Tuesday, 31 December 2019

MIllenials invert boomers

Cultural war and class distancing persists, apparently, in a new Facebook group, reports el gurn where millenials can pretend to be boomers. People add all sorts of amusing posts, full of boomer characteristics:
Members-pretending-to-be-boomers enthusiastically share earnest personal news, Minions gifs, and hoax posts imploring friends to copy and paste alarmist messages, all riddled with whacky syntax and redundant punctuation [totally unknown to the Gyuradina, of course] ....At any given moment, members of the group are creating tongue in cheek events with names like “SPEAK ON PHONE LIKE THE SPEAKER IS NOT ON WITH SPEAKER ON,” or sharing quotes such as “When someone says ‘stop living in the past,’ I say, ‘but the music was so much better back then.’”

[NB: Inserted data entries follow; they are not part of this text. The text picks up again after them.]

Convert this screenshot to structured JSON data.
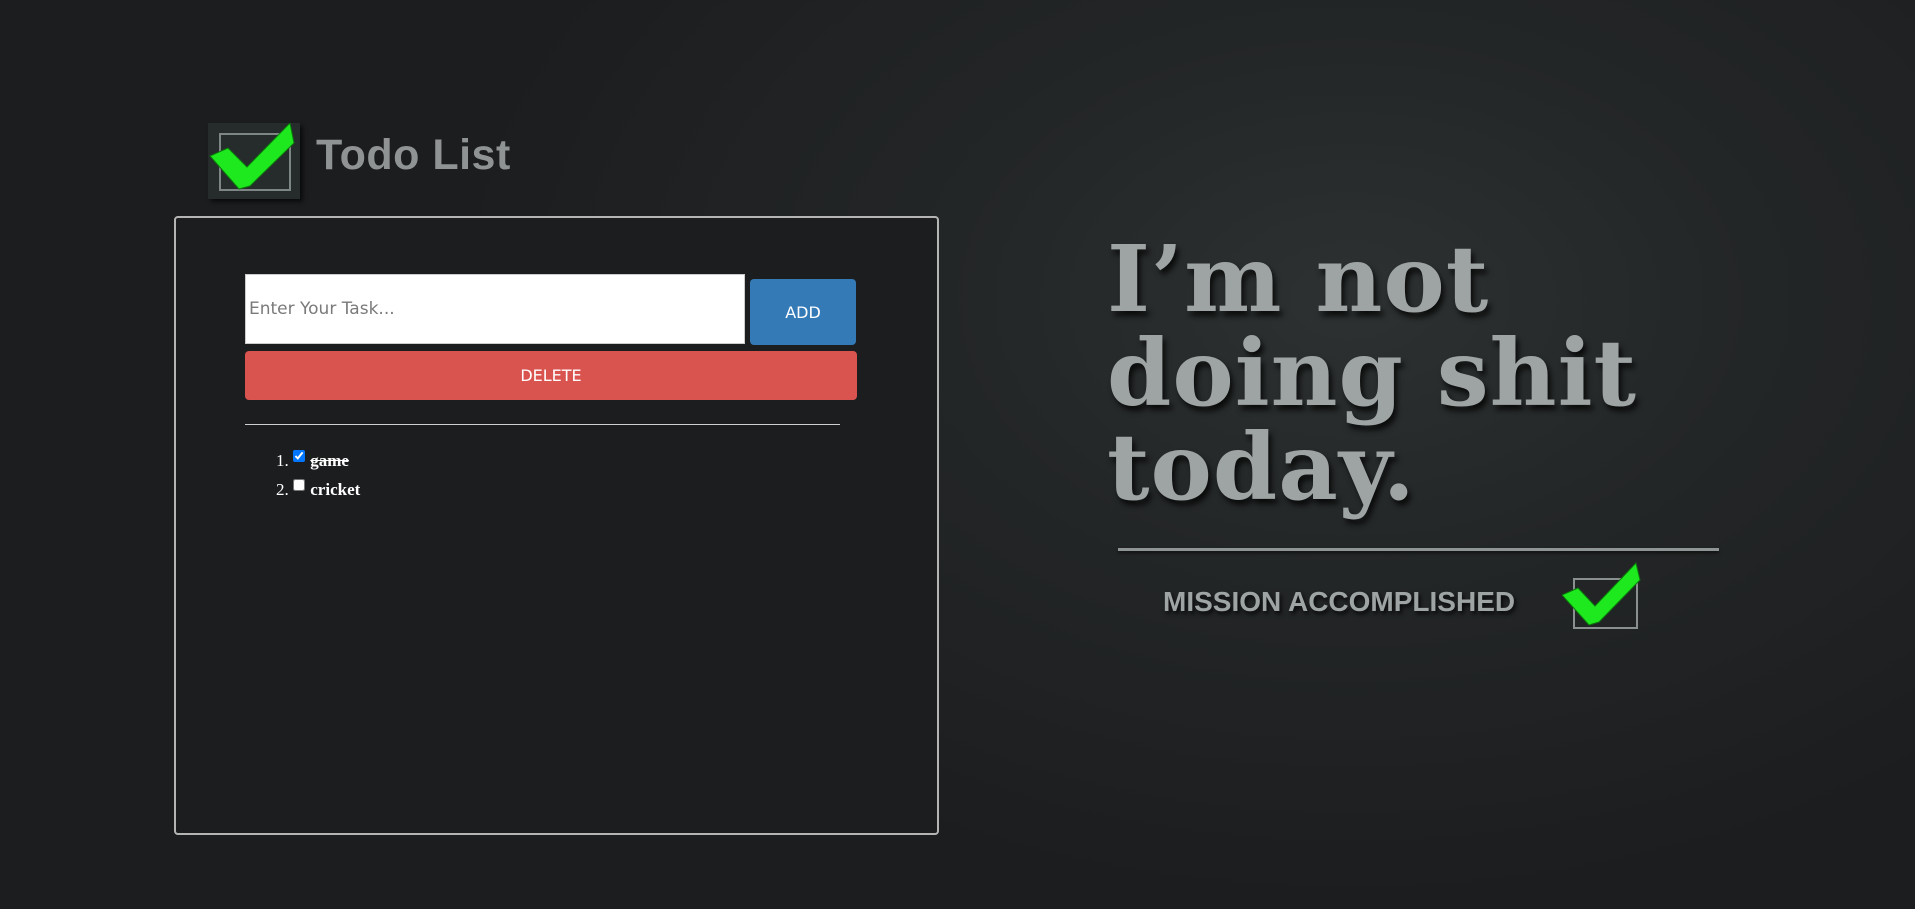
{
  "header": {
    "title": "Todo List",
    "logo_icon": "checkbox-check-icon"
  },
  "form": {
    "input_placeholder": "Enter Your Task...",
    "input_value": "",
    "add_label": "ADD",
    "delete_label": "DELETE"
  },
  "tasks": [
    {
      "index": "1.",
      "text": "game",
      "checked": true
    },
    {
      "index": "2.",
      "text": "cricket",
      "checked": false
    }
  ],
  "wallpaper": {
    "quote_lines": [
      "I’m not",
      "doing shit",
      "today."
    ],
    "caption": "MISSION ACCOMPLISHED",
    "caption_icon": "checkbox-check-icon"
  },
  "colors": {
    "add_button": "#337ab7",
    "delete_button": "#d9534f",
    "check_green": "#1ee81e",
    "title_gray": "#8f9393"
  }
}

All lighthearted hilarity, no doubt, but:
Comedic value aside, there are reasons why a younger crowd may want to channel boomers. Their generation boasted affordable college tuition, accessible home ownership and entry into a strong job market – no longer realities for today’s youth. Boomer envy is real.
There is classic new petty bourgeois cultural inversion:
The stereotypes emphasized in the Facebook group happen to have struck a particularly resonant chord with younger demographics, predominantly millennials, long sensitive to being labeled entitled, lazy, wildly selfish and feckless by their elders....Perry [a Psychology prof] explains that the impulse to satirize boomers may be a reaction to negative stereotypes younger cohorts face about themselves – a kind of generational tit-for-tat. “It’s playful at first, until it’s not,” she cautions....[A poster]  has found the group “kind of cathartic”, she says. “It’s sort of like the old comedic standard of punching up, not down, because we kind of feel like we’re being made out to be something we’re not, now we’re kind of turning the tables a little bit.”
There is a note of dissent here:
“There’s this assumption for a lot of people that it’s an excuse to be a Trump/Maga-[?] type, or to write homophobic things,” says Fredericksen. Yet that’s a reductive take on what was in fact an often-radical generation. “Probably most of the trans people who rioted at Stonewall were boomers,” he says....For Fredericksen, the real comedic gems come from transmuting the way people who came late to computers [who they?] communicate on social media into high camp
And there is Guardnia liberal sentiment (positive here, but there is still  P Toynbee roaming the corridors):
“So much research trying to show the differences between generations has actually resulted in showing that we’re so much more similar than we think. If we would just realize we all want the same things in life and in society, I think we could start to communicate better.”